In Oracle8, objects stored in an object table have a unique, system-generated identifier, called an object identifier (OID) that identifies each of the row objects. Administrators are able to embed
OIDs into columns, providing the ability to point to other rows in the database. You are able to reference an OID to get the values that an object contains. As a result, SQL joins are not required
to retrieve data from multiple objects.
OIDs create data relationships by using the embedded pointers to point to other objects. As a result, the addition of a new OID will require the DBA to scan each object affected in the database.
When the object is deleted, the programmers must know what objects have OIDs that contain the address of the deleted object.
You refer to the objects that appear as rows of object tables by using their object identifiers. Pointing to objects by using their object identifiers is called a reference or REF. Applications are
able to use references to navigate among the objects.
Oracle8 allows a column of a table or element of a collection to contain OIDs. An OID in a column could be used to create a one-to-one relationship and a varray (discussed later) could be used to
create a one-to-many relationship between objects. You can obtain a REF to a row object by selecting the object from its object table and applying the REF operator.
OID access is much faster than table joins. You are able to establish relationships between tables without using foreign keys. Like pointers in hierarchical databases (IMS, for example), the OIDs
point directly to the desired object(s). No searching, joining and sorting required!
Application developers have used arrays for some time. An array is an ordered set of objects, called elements. The array uses an index of numbers to point to specific elements. All of the elements
in an array must be of the same type. The array’s size depends on the number of elements it contains.

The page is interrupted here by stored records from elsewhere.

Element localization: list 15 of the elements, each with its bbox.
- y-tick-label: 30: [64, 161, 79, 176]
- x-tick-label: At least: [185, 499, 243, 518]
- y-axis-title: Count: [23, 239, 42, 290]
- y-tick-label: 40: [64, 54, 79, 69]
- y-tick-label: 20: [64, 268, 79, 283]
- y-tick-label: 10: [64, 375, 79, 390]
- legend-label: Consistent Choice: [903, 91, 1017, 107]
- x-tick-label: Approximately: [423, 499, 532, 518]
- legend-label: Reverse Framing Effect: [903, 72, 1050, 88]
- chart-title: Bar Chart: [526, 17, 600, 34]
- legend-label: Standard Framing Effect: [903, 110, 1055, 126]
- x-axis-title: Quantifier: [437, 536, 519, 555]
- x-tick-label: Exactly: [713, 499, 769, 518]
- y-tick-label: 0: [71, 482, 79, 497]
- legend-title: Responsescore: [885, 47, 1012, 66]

Oracle8 builds upon this concept through the use of varrays. Varrays are referred to as collections in Oracle8. Varrays do not allocate storage space and are variable in size. You define the
maximum size of the varray during creation. Oracle suggests that you use varrays for relatively small sets of objects. Varrays can be used as a datatype of a relational table, an object type
attribute or a PL/SQL variable, parameter or function return type.
An SQL SELECT statement will return the contents of the varray as it would any other column. Currently, in SQL you can manipulate whole varrays, but not their individual elements. SQL will be
mainly used to move entire collections of data into and out of database tables or between client side applications and stored subprograms. Within PL/SQL, varrays provide you with extended
procedural capabilities. To manipulate individual elements, your PL/SQL program can compute subscript values to access them by their index pointers. You are able to pass entire varrays as
parameters to PL/SQL subprograms. Oracle provides several new PL/SQL functions to determine the first and last, as well as prior and next values within a collection.
Repeating groups are available when a table row is fetched without having to retrieve them through a join operation. Repeating groups can improve performance when the number of repeating values is
small, each row has a relatively common number of repeating values and you want to avoid the overhead involved in joining tables. Repeating groups can also be used to create one-to-many
relationships when they are used to store OIDs.
Oracle8 allows database designers to define both atomic objects and aggregate objects that are composed by grouping atomic objects together. Aggregate objects allow multiple objects to be
pre-assembled for fast retrieval. Aggregate objects provide performance improvements over objects that are stored at their atomic (smallest) level by removing the overhead involved with table
joining and sorting. The predefined object can be quickly assembled from the object IDs that comprise the aggregate object.
Hopefully, this article has provided readers with a high-level overview of some of the performance enhancements that are available in Oracle 8.04. It is important to thoroughly investigate each of
the performance enhancements in this article. The key to success is to gather more information, accumulate some valid test data, test, and implement!